Will We Know The Winners on February 5th?

Maybe not.

Yesterday, Dean Logan, the acting Registrar-Recorder in Los Angeles County, held a press conference that generated a decent bit of buzz in the local news media yesterday and this morning. I did an interview for KTLA news, with Jim Nash … and heard about this news conference from a variety of other sources.

Our local paper had a good story about the press conference, “Election Officer Asks Voters, Candidates To Be Patient.” Here’s a snip:

“This is a very large-scale and complex election,” Logan said. “It will require patience. Over 25 percent will vote by mail. Many will drop them off at the polls. It will take several days to process the ballots.”

Only about 80 percent of the votes were cast on Election Day in last year’s November races.

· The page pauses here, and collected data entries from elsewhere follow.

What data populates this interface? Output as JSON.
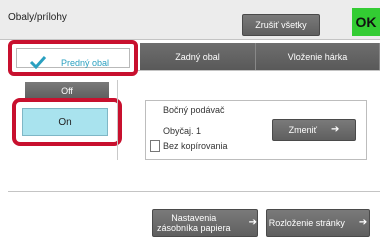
{
  "header": {
    "title": "Obaly/prílohy",
    "clear_all": "Zrušiť všetky",
    "ok": "OK"
  },
  "tabs": {
    "active": "Predný obal",
    "items": [
      "Zadný obal",
      "Vloženie hárka"
    ]
  },
  "toggle": {
    "off": "Off",
    "on": "On"
  },
  "settings": {
    "feeder": "Bočný podávač",
    "paper": "Obyčaj. 1",
    "copy_mode": "Bez kopírovania",
    "change_button": "Zmeniť"
  },
  "footer": {
    "tray_settings": "Nastavenia zásobníka papiera",
    "layout": "Rozloženie stránky"
  },
  "colors": {
    "highlight": "#c8102e",
    "accent": "#33cc33",
    "on_button": "#a9e3ee"
  },
  "icons": {
    "check": "check-icon",
    "arrow": "arrow-right-icon"
  }
}
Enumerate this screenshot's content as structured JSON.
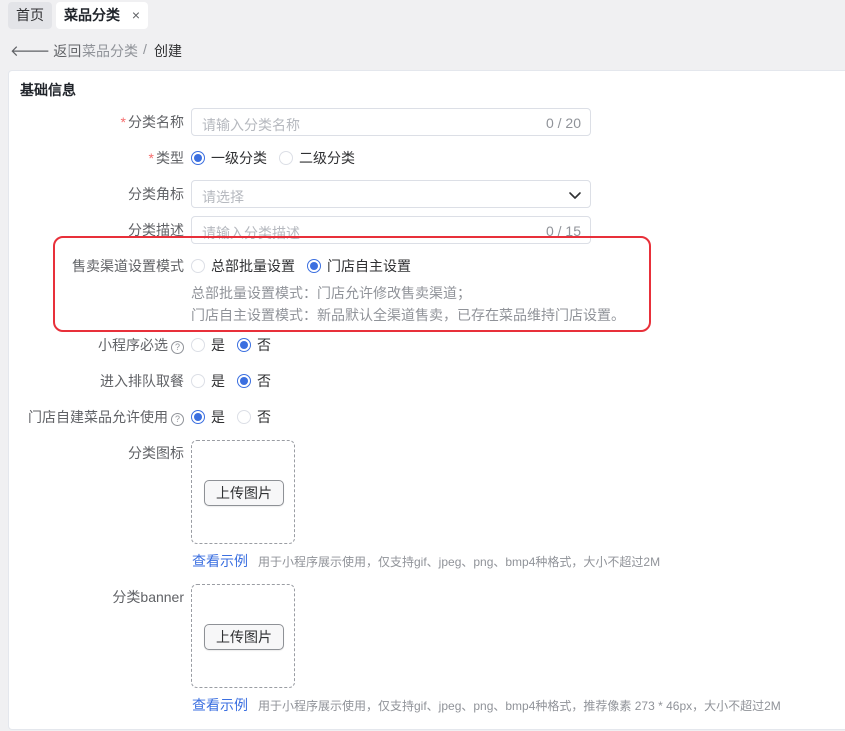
{
  "tabs": {
    "home_label": "首页",
    "active_label": "菜品分类",
    "close_glyph": "×"
  },
  "breadcrumb": {
    "back_label": "返回",
    "items": [
      "菜品分类",
      "创建"
    ],
    "separator": "/"
  },
  "form": {
    "section_title": "基础信息",
    "category_name": {
      "label": "分类名称",
      "required": true,
      "placeholder": "请输入分类名称",
      "counter": "0 / 20"
    },
    "type": {
      "label": "类型",
      "required": true,
      "options": [
        "一级分类",
        "二级分类"
      ],
      "selected": "一级分类"
    },
    "corner_mark": {
      "label": "分类角标",
      "placeholder": "请选择"
    },
    "description": {
      "label": "分类描述",
      "placeholder": "请输入分类描述",
      "counter": "0 / 15"
    },
    "sales_channel": {
      "label": "售卖渠道设置模式",
      "options": [
        "总部批量设置",
        "门店自主设置"
      ],
      "selected": "门店自主设置",
      "tips": [
        "总部批量设置模式：门店允许修改售卖渠道；",
        "门店自主设置模式：新品默认全渠道售卖，已存在菜品维持门店设置。"
      ]
    },
    "mini_program_required": {
      "label": "小程序必选",
      "help_icon": "?",
      "options": [
        "是",
        "否"
      ],
      "selected": "否"
    },
    "queue_pickup": {
      "label": "进入排队取餐",
      "options": [
        "是",
        "否"
      ],
      "selected": "否"
    },
    "store_custom_allowed": {
      "label": "门店自建菜品允许使用",
      "help_icon": "?",
      "options": [
        "是",
        "否"
      ],
      "selected": "是"
    },
    "category_icon": {
      "label": "分类图标",
      "upload_label": "上传图片",
      "example_link": "查看示例",
      "hint": "用于小程序展示使用，仅支持gif、jpeg、png、bmp4种格式，大小不超过2M"
    },
    "category_banner": {
      "label": "分类banner",
      "upload_label": "上传图片",
      "example_link": "查看示例",
      "hint": "用于小程序展示使用，仅支持gif、jpeg、png、bmp4种格式，推荐像素 273 * 46px，大小不超过2M"
    }
  },
  "colors": {
    "primary": "#3b6fe0",
    "required": "#f56c6c",
    "highlight_box": "#e8303a"
  },
  "icons": {
    "back": "arrow-left-icon",
    "select": "chevron-down-icon",
    "help": "question-circle-icon",
    "close": "close-icon"
  }
}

“I think that will be similar to this election,” he said. “We want to emphasize accuracy over speed. What’s most important is that their vote get counted accurately and it get recorded in the final returns.”

It’s also possible there will be long lines at the polls, said Logan, suggesting that voters might want to consider voting during the middle of the day.

There appears to be a lot of interest in the election, he said.

For example, about 40,000 people registered to vote from 5 p.m. to midnight last Tuesday – the deadline – when the Registrar-Recorder/County Clerk’s Office in Norwalk was kept open for that period, he said.

“There’s just a buzz out there,” he said. “You can’t go anywhere without hearing about the election.”

Indeed, there is a great deal of interest in this election, and there are a number of factors that might make for a busy Election Day, and which might delay tabulation of ballots in Los Angeles County — and in other California counties:

  1. With so much interest in the election, as Californians for the first time in recent memory might cast ballots in the presidential primaries that might be influential, there are reports that many new voters are likely to be voting on Election Day: both new registrants, as well as infrequent or occasional voters, who might not be familiar with the process and who might need extra assistance.
  2. Many voters appear to be requesting absentee ballots; if the absentee voting rate is high (it would not be surprising to see a majority of ballots cast statewide coming from absentee voters) and if these absentee ballots some in late (for example, many people wait until the last minute to complete their absentee ballots, and drop them off on Election Day at polling places), this could really slow down the ballot counting process.
  3. Finally, both the Democratic and Republican races in California might be close; this itself could fuel additional interest and turnout, but might also mean that the winners in California may not be known until a very large fraction of ballots are counted.

So the winners of the California primary might not be clear until early on February 6th — and there is a chance that we might be waiting to hear about who won both primaries for a few days after that!